Equine program provides coping skills at detention center

Students learn how to change body language, emotions when working with horses
November 18, 2020

An eight-week program at a Milford youth detention center is giving students lifelong lessons.

Since 2018, the Stevenson House Detention Center has offered an equestrian program for pre-adjudicated juveniles, helping them develop calming and coping skills while building their confidence.

“It ties very nicely with the horses,” said Katie Joseph, a school psychologist. “They have to know where they are to work with the horse.”

Participants start in the classroom learning how to recognize their emotions and then have an hour of recreation time with the horses.

Joseph works with Kelly Boyer, an instructor at Broad View Equine Assisted Activities and Therapies. They each have three horses that they bring to the facility for the students to work with.

“It's all groundwork,” Boyer said. “They set goals for themselves and the horses.”

Participants learn how to groom a horse, lead the horse, and eventually guide it through a series of obstacles.

The instant feedback from a horse helps a juvenile learn how to change their body language. Joseph said she sees excellent progress in they way students adopt new coping skills.

“They learn how to soften their position and settle themselves,” she said.

Many of the participants have never been around a 1,200-pound animal such as a horse, and approaching a large animal can be a daunting task. Boyer said students learn how to collaborate with one another and support those who are scared.

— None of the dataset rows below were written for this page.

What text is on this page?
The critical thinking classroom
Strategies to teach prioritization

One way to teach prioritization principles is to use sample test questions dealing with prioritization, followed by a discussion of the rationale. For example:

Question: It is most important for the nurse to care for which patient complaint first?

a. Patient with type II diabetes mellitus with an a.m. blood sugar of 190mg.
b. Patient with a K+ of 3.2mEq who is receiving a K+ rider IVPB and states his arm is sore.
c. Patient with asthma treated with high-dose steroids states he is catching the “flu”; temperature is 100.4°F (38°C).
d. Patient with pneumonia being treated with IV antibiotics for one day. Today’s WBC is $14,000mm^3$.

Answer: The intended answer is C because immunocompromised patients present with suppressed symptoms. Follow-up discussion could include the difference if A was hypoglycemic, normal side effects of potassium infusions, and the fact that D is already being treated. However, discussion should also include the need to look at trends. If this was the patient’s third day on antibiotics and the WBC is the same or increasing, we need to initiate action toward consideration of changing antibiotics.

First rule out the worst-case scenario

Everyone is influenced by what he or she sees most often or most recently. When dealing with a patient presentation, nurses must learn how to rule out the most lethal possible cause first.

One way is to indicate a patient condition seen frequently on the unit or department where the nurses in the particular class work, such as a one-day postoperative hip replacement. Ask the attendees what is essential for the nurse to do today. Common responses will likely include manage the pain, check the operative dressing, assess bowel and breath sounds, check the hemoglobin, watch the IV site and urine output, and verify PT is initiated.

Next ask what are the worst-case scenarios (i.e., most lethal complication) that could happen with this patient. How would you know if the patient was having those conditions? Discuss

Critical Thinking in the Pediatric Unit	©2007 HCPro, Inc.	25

“They encourage each other,” she said. “Some students are terrified of being around the horses.”

For those who overcome their fear, a horse show is held at the end of the program so they can share their skills with family members. Students lead their horses over poles, across a tarp and around other obstacles, acquiring points in the timed event. Ribbons are given out to the first- through sixth-place finishers.

Boyer said it's heartwarming to see the sense of accomplishment between horse and student.

“They hold their ribbon and beam with pride,” she said.